Se abrazaron durante largo tiempo antes de que Jonathan finalmente la soltara, un rastro de impotencia en su voz:
—Sierra, en serio, no me tientes. Mi autocontrol no es tan fuerte como crees.
Al escuchar esto, Sierra levantó la mirada hacia él y dijo solemnemente:
—Primero que nada, ¡yo no te tenté! No cambies la culpa. Segundo, tu imagen ya se ha derrumbado ante mis ojos, así que ni siquiera hables de autocontrol. Honestamente, ¡no creo que tengas nada de eso, señor Yeager!
Sus palabras hicieron que Jonathan estallara en risas. Sintió una oleada de genuina alegría.
—¿Por qué eres tan adorable? —No pudo evitar pellizcar su mejilla otra vez.
Sus sentimientos por Sierra se profundizaron.
Tomando una respiración profunda, Jonathan fue a hacer pasta. Si se demoraba más, no estaría cenando, la estaría devorando a ella.
Sierra se sintió completamente satisfecha después de terminar su plato.
—Cuando tenía cumpleaños, la abuela siempre me hacía pasta. Jonathan, ¿sabes? El año pasado fue la primera vez que alguien me dio un pastel de cumpleaños.
Un pastel exclusivamente suyo, no una sobra que recibía únicamente por la intervención de Denise. Un destello de profunda tristeza cruzó fugazmente la mirada de Jonathan.

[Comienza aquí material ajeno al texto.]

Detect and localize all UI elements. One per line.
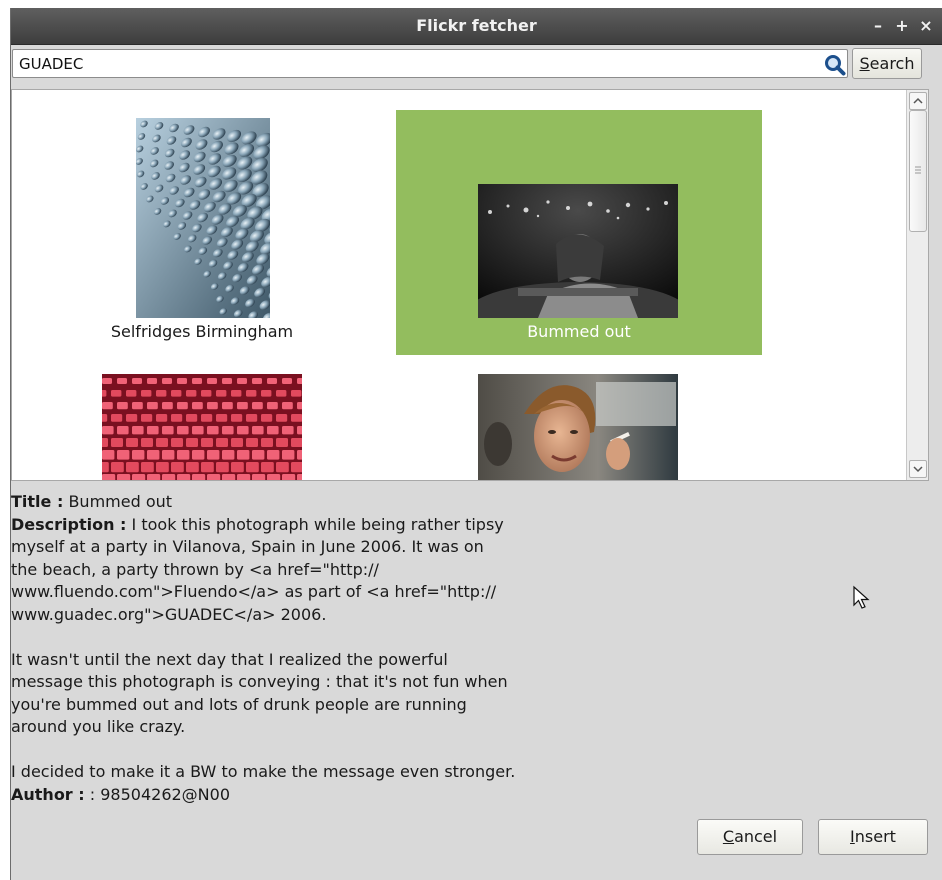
description-line: It wasn't until the next day that I real… — [11, 649, 448, 669]
maximize-button[interactable]: + — [893, 8, 911, 44]
description-line: myself at a party in Vilanova, Spain in … — [11, 537, 484, 556]
gallery-item-selfridges[interactable]: Selfridges Birmingham — [12, 110, 392, 350]
thumbnail-seats — [102, 374, 302, 480]
description-line: I decided to make it a BW to make the me… — [11, 762, 516, 781]
close-button[interactable]: × — [917, 8, 935, 44]
author-line: Author : : 98504262@N00 — [11, 784, 631, 807]
title-bar[interactable]: Flickr fetcher – + × — [11, 8, 942, 45]
gallery-item-caption: Bummed out — [527, 322, 631, 341]
description-line: www.guadec.org">GUADEC</a> 2006. — [11, 604, 327, 624]
scroll-up-arrow[interactable] — [909, 92, 927, 110]
description-line: message this photograph is conveying : t… — [11, 672, 508, 691]
gallery-item-bummed-out[interactable]: Bummed out — [396, 110, 762, 355]
scroll-down-arrow[interactable] — [909, 460, 927, 478]
title-line: Title : Bummed out — [11, 491, 631, 514]
description-line-1: Description : I took this photograph whi… — [11, 514, 631, 537]
search-input[interactable] — [12, 49, 848, 78]
thumbnail-bummed-out — [478, 184, 678, 318]
photo-gallery[interactable]: Selfridges Birmingham Bummed out — [11, 89, 929, 481]
description-line: you're bummed out and lots of drunk peop… — [11, 694, 467, 714]
title-value: Bummed out — [68, 492, 173, 511]
thumbnail-portrait — [478, 374, 678, 480]
minimize-button[interactable]: – — [869, 8, 887, 44]
description-line: around you like crazy. — [11, 717, 186, 736]
photo-details: Title : Bummed out Description : I took … — [11, 491, 631, 806]
description-line: www.fluendo.com">Fluendo</a> as part of … — [11, 582, 497, 601]
chevron-down-icon — [913, 466, 923, 473]
description-text: I took this photograph while being rathe… — [131, 514, 504, 534]
insert-button[interactable]: Insert — [818, 819, 928, 855]
thumbnail-selfridges — [136, 118, 270, 318]
grip-icon — [915, 166, 921, 174]
cancel-button[interactable]: Cancel — [697, 819, 803, 855]
gallery-item-portrait[interactable] — [396, 366, 762, 480]
search-button[interactable]: Search — [852, 48, 922, 79]
description-label: Description : — [11, 514, 127, 534]
author-label: Author : — [11, 784, 85, 804]
chevron-up-icon — [913, 97, 923, 104]
scrollbar-thumb[interactable] — [909, 110, 927, 232]
gallery-item-seats[interactable] — [12, 366, 392, 480]
gallery-scrollbar[interactable] — [906, 90, 928, 480]
search-icon[interactable] — [824, 54, 846, 76]
mouse-pointer-icon — [853, 585, 870, 609]
title-label: Title : — [11, 492, 64, 511]
gallery-item-caption: Selfridges Birmingham — [110, 322, 294, 341]
search-bar: Search — [12, 47, 936, 81]
author-value: : 98504262@N00 — [89, 784, 231, 804]
description-line: the beach, a party thrown by <a href="ht… — [11, 559, 379, 579]
window-title: Flickr fetcher — [416, 16, 537, 35]
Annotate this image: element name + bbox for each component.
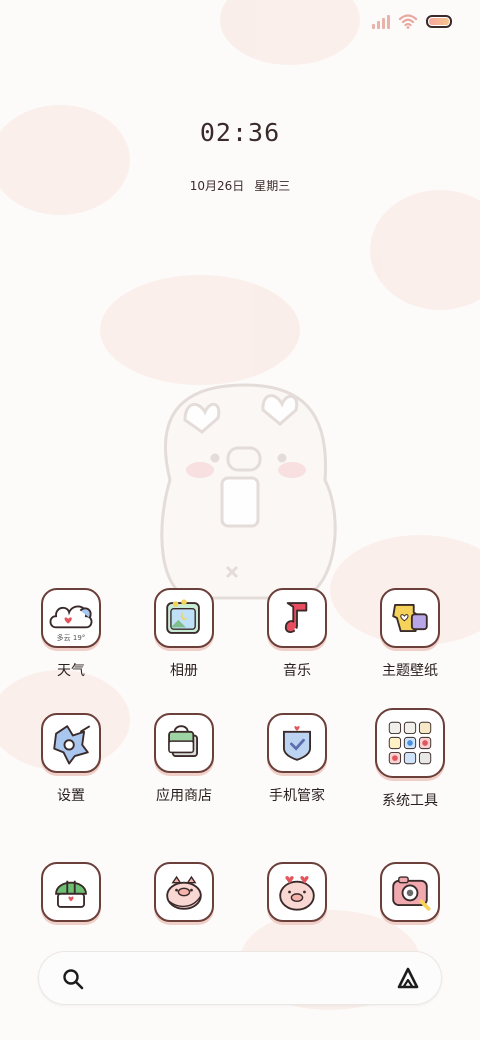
app-label: 音乐 xyxy=(283,663,311,679)
music-icon xyxy=(267,588,327,648)
clock-weekday: 星期三 xyxy=(254,179,291,193)
dock-messages[interactable] xyxy=(138,862,230,922)
camera-icon xyxy=(380,862,440,922)
phone-icon xyxy=(41,862,101,922)
search-icon[interactable] xyxy=(61,967,85,991)
app-label: 天气 xyxy=(57,663,85,679)
assistant-icon[interactable] xyxy=(395,966,421,992)
weather-text: 多云 19° xyxy=(56,634,86,642)
dock-camera[interactable] xyxy=(364,862,456,922)
app-label: 系统工具 xyxy=(382,793,438,809)
app-system-tools[interactable]: 系统工具 xyxy=(364,708,456,810)
app-store-icon xyxy=(154,713,214,773)
gallery-icon xyxy=(154,588,214,648)
wifi-icon xyxy=(398,14,418,29)
app-label: 相册 xyxy=(170,663,198,679)
search-bar[interactable] xyxy=(38,951,442,1005)
app-label: 主题壁纸 xyxy=(382,663,438,679)
app-store[interactable]: 应用商店 xyxy=(138,713,230,805)
browser-icon xyxy=(267,862,327,922)
weather-icon: 多云 19° xyxy=(41,588,101,648)
clock-date-row: 10月26日 星期三 xyxy=(0,177,480,194)
cellular-signal-icon xyxy=(372,13,390,29)
app-security[interactable]: 手机管家 xyxy=(251,713,343,805)
app-weather[interactable]: 多云 19° 天气 xyxy=(25,588,117,680)
themes-icon xyxy=(380,588,440,648)
messages-icon xyxy=(154,862,214,922)
app-label: 手机管家 xyxy=(269,788,325,804)
dock-browser[interactable] xyxy=(251,862,343,922)
app-music[interactable]: 音乐 xyxy=(251,588,343,680)
system-tools-folder-icon xyxy=(375,708,445,778)
dock-phone[interactable] xyxy=(25,862,117,922)
app-label: 应用商店 xyxy=(156,788,212,804)
status-bar xyxy=(372,10,452,32)
app-themes[interactable]: 主题壁纸 xyxy=(364,588,456,680)
clock-time: 02:36 xyxy=(199,118,281,147)
security-icon xyxy=(267,713,327,773)
app-settings[interactable]: 设置 xyxy=(25,713,117,805)
settings-icon xyxy=(41,713,101,773)
app-label: 设置 xyxy=(57,788,85,804)
app-gallery[interactable]: 相册 xyxy=(138,588,230,680)
battery-icon xyxy=(426,14,452,28)
clock-date: 10月26日 xyxy=(189,179,245,193)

—El próximo año te conseguiré otro. De ahora en adelante, estaré presente cada año para celebrar tu cumpleaños contigo.
Sierra quiso advertirle que no hiciera promesas con tanta ligereza, pero el ambiente era demasiado perfecto. No deseaba arruinar aquel momento. Tras concluir su cena, llegaba el momento de que ella regresara a su hogar. Sin embargo, ninguno mencionó este hecho.
Ahora Sierra comprendía verdaderamente ese apego tan característico entre amantes. Aunque vería a Jonathan al día siguiente, le resultaba doloroso separarse de él aunque fuera por un instante. Aun así, se incorporó con determinación.